In Resonance: A Mobile Design Ethos, Brian Fling (@fling) explains how to create meaningful mobile products that have the power to change people’s lives. I unfortunately got to the session a bit late because lunch ran over. Here are my notes I caught:
- Great ideas and innovation aren’t enough. You need to articulate your vision in order to create great design.
- Stay true to design principles in the face of fickle clients.
- Brian used an example on his work for the BBC iPlayer to demonstrate how users just want the content to be clear. Clients and teams tend to overcomplicate simple problems and often create worse user experiences as a result.

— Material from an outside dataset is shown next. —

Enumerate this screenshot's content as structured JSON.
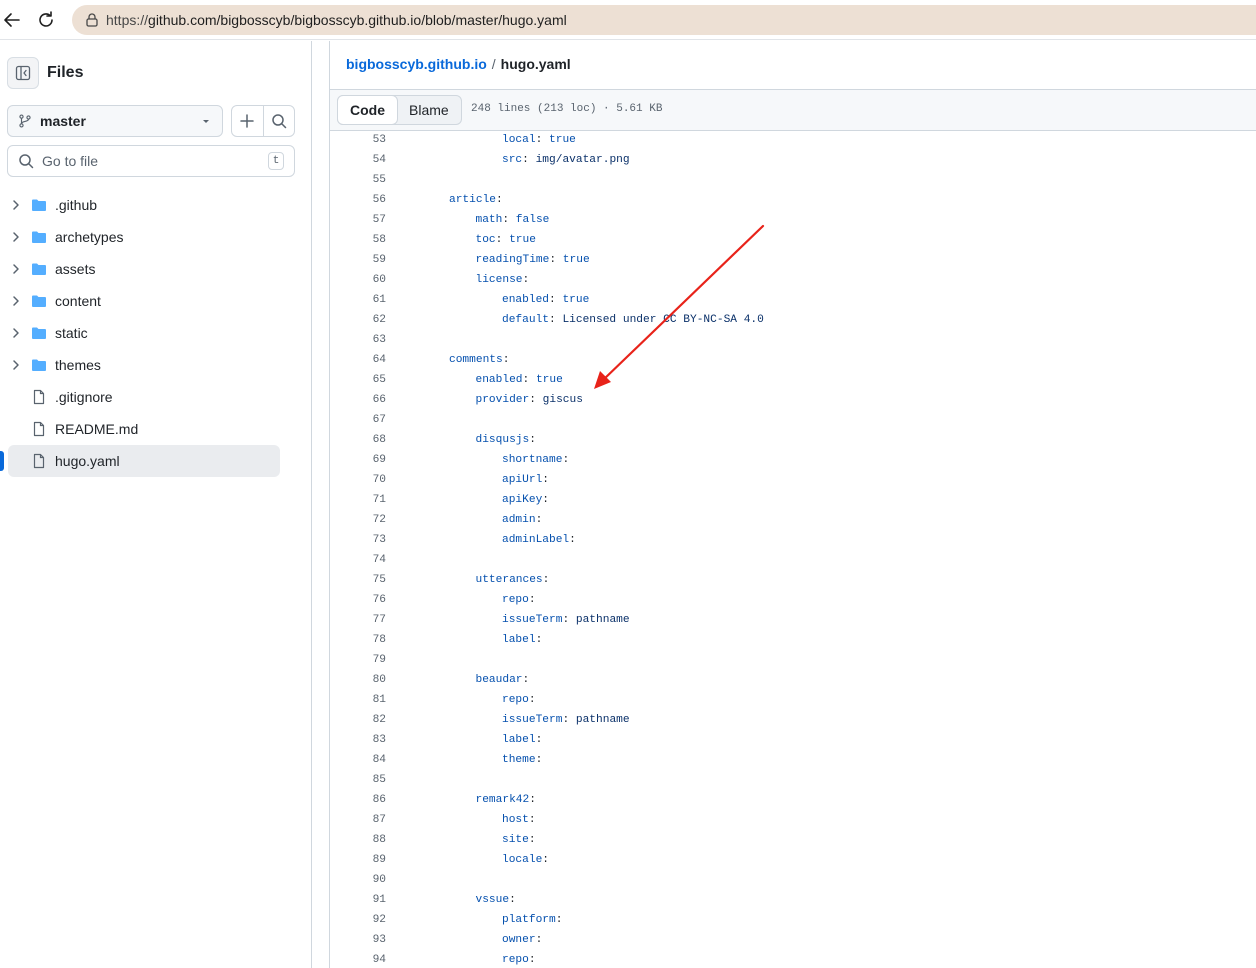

- Focus on the clarity of design, not on the bells and whistles. Brian explained how after Nike Better World came out, everyone got on the parallax bandwagon. His client wanted to incorporate parallax into their design project, so they spent many hours of testing and prototyping a parallax version of the design. It was a costly process and they found that it didn’t test well with users.
- Less Is More. Constantly refine and focus on keeping the experience very very simple.

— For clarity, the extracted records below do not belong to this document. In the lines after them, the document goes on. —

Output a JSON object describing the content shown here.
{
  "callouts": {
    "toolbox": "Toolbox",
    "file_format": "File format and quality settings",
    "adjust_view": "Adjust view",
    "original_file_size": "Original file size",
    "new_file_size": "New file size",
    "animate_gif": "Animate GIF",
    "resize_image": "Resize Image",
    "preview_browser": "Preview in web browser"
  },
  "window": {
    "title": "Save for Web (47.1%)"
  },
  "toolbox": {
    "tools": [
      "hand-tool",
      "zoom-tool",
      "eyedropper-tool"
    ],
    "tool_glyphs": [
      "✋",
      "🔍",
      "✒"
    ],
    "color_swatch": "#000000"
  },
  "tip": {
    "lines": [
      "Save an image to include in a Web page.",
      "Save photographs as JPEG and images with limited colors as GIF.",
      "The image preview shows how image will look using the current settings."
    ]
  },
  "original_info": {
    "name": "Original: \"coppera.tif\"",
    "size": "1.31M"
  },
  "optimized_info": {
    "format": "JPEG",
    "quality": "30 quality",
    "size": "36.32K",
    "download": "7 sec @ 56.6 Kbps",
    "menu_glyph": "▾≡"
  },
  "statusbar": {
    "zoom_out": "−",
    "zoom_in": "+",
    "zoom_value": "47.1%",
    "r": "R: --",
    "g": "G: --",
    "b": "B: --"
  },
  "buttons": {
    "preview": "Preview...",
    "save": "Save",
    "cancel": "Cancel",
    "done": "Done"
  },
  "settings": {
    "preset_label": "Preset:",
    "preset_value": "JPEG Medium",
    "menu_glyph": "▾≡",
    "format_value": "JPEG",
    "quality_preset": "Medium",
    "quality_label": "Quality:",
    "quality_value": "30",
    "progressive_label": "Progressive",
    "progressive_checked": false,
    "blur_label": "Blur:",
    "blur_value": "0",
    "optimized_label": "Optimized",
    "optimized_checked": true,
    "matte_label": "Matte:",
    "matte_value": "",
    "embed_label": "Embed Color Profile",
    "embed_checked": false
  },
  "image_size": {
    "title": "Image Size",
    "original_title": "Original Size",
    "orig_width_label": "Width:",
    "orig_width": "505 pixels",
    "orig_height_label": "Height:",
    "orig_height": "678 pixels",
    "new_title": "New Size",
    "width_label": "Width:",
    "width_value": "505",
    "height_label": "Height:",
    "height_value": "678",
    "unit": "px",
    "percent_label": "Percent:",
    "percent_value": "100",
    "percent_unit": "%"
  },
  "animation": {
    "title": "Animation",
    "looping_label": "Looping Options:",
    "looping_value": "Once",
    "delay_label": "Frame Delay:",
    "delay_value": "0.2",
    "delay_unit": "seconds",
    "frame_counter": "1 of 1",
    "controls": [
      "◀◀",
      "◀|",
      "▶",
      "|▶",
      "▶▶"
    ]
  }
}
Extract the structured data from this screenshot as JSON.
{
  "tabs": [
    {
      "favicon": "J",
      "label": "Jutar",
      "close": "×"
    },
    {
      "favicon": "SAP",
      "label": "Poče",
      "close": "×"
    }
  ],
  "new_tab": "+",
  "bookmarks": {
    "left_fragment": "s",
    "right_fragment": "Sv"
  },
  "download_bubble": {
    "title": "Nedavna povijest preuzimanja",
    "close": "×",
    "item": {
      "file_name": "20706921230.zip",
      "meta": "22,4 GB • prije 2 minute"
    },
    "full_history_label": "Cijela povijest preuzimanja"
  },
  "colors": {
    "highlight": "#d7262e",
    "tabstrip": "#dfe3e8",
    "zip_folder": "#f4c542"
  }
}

- Designing experiences that are meant to work across designs
10 ways to access an experience
- Universal app— an experience that’s offered across a multitude of channels and devices. Brian used NPR’s COPE strategy as an example.

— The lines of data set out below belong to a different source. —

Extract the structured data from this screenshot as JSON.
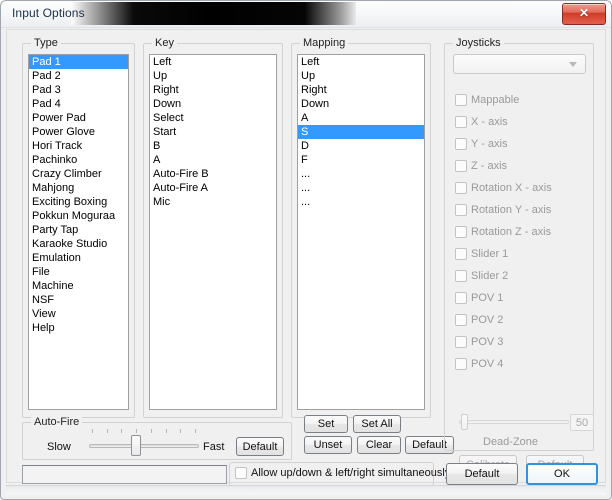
{
  "window": {
    "title": "Input Options",
    "close_label": "✕"
  },
  "groups": {
    "type_label": "Type",
    "key_label": "Key",
    "mapping_label": "Mapping",
    "joysticks_label": "Joysticks",
    "autofire_label": "Auto-Fire"
  },
  "type_list": {
    "items": [
      "Pad 1",
      "Pad 2",
      "Pad 3",
      "Pad 4",
      "Power Pad",
      "Power Glove",
      "Hori Track",
      "Pachinko",
      "Crazy Climber",
      "Mahjong",
      "Exciting Boxing",
      "Pokkun Moguraa",
      "Party Tap",
      "Karaoke Studio",
      "Emulation",
      "File",
      "Machine",
      "NSF",
      "View",
      "Help"
    ],
    "selected_index": 0
  },
  "key_list": {
    "items": [
      "Left",
      "Up",
      "Right",
      "Down",
      "Select",
      "Start",
      "B",
      "A",
      "Auto-Fire B",
      "Auto-Fire A",
      "Mic"
    ],
    "selected_index": -1
  },
  "mapping_list": {
    "items": [
      "Left",
      "Up",
      "Right",
      "Down",
      "A",
      "S",
      "D",
      "F",
      "...",
      "...",
      "..."
    ],
    "selected_index": 5
  },
  "joysticks": {
    "combo_value": "",
    "checkboxes": [
      "Mappable",
      "X - axis",
      "Y - axis",
      "Z - axis",
      "Rotation X - axis",
      "Rotation Y - axis",
      "Rotation Z - axis",
      "Slider 1",
      "Slider 2",
      "POV 1",
      "POV 2",
      "POV 3",
      "POV 4"
    ],
    "deadzone_value": "50",
    "deadzone_label": "Dead-Zone",
    "calibrate_label": "Calibrate",
    "default_label": "Default"
  },
  "mapping_buttons": {
    "set": "Set",
    "set_all": "Set All",
    "unset": "Unset",
    "clear": "Clear",
    "default": "Default"
  },
  "autofire": {
    "slow_label": "Slow",
    "fast_label": "Fast",
    "default_label": "Default"
  },
  "bottom": {
    "status_value": "",
    "allow_label": "Allow up/down & left/right simultaneously",
    "default_label": "Default",
    "ok_label": "OK"
  },
  "colors": {
    "selection": "#3399ff",
    "close_red": "#cf3b28",
    "focus_blue": "#2f93e0"
  }
}
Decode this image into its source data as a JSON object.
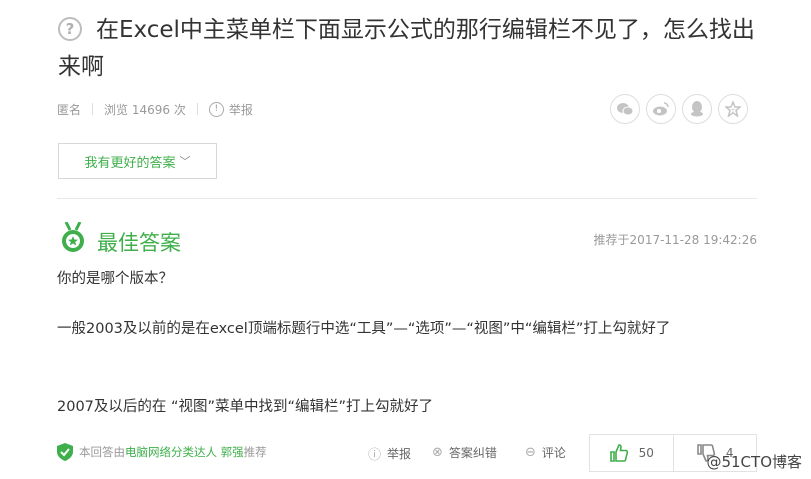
{
  "question": {
    "icon": "question-circle-icon",
    "title": "在Excel中主菜单栏下面显示公式的那行编辑栏不见了，怎么找出来啊"
  },
  "meta": {
    "author": "匿名",
    "views": "浏览 14696 次",
    "report": "举报"
  },
  "share_icons": [
    "wechat-icon",
    "weibo-icon",
    "qq-icon",
    "star-icon"
  ],
  "better_answer_button": "我有更好的答案",
  "best_answer": {
    "label": "最佳答案",
    "recommended_time": "推荐于2017-11-28 19:42:26",
    "paragraphs": [
      "你的是哪个版本？",
      "一般2003及以前的是在excel顶端标题行中选“工具”—“选项”—“视图”中“编辑栏”打上勾就好了",
      "2007及以后的在 “视图”菜单中找到“编辑栏”打上勾就好了"
    ]
  },
  "footer": {
    "note_prefix": "本回答由",
    "note_highlight": "电脑网络分类达人 郭强",
    "note_suffix": "推荐",
    "report": "举报",
    "correct": "答案纠错",
    "comment": "评论",
    "like_count": "50",
    "dislike_count": "4"
  },
  "watermark": "@51CTO博客",
  "colors": {
    "accent_green": "#3eaf4a",
    "text": "#333333",
    "muted": "#999999"
  }
}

- Native application— an app built specifically for a native platform. Proprietary technology isn’t going anywhere and can provide cutting edge functionality
- Native Hybrid App— a combination of native and web views
- HTML5 hybrid app— a native shell whose contents are built primarily in web technologies
- Responsive Web app— An app that is created using responsive web design techniques. (I typically use AudioVroom as an example of a responsive app)
- Mobile Web App— An app written in web technologies and deployed on the web
- Desktop Web App— An app written in web technologies that are only optimized for desktop experiences. The experience is rendered as-is for mobile browsers
- Responsive Web Site— a site built using fluid grids, flexible images and media queries and hopefully good progressive enhancement techniques
- Desktop Web Site— a site optimized only for large desktop screens
- Mobile Web Site— a site optimized specifically for small mobile browsers.
- Building a design language is a mandatory step in order to create coherent cross-platform experiences.
- When we talk about design, we talk about resonating with people.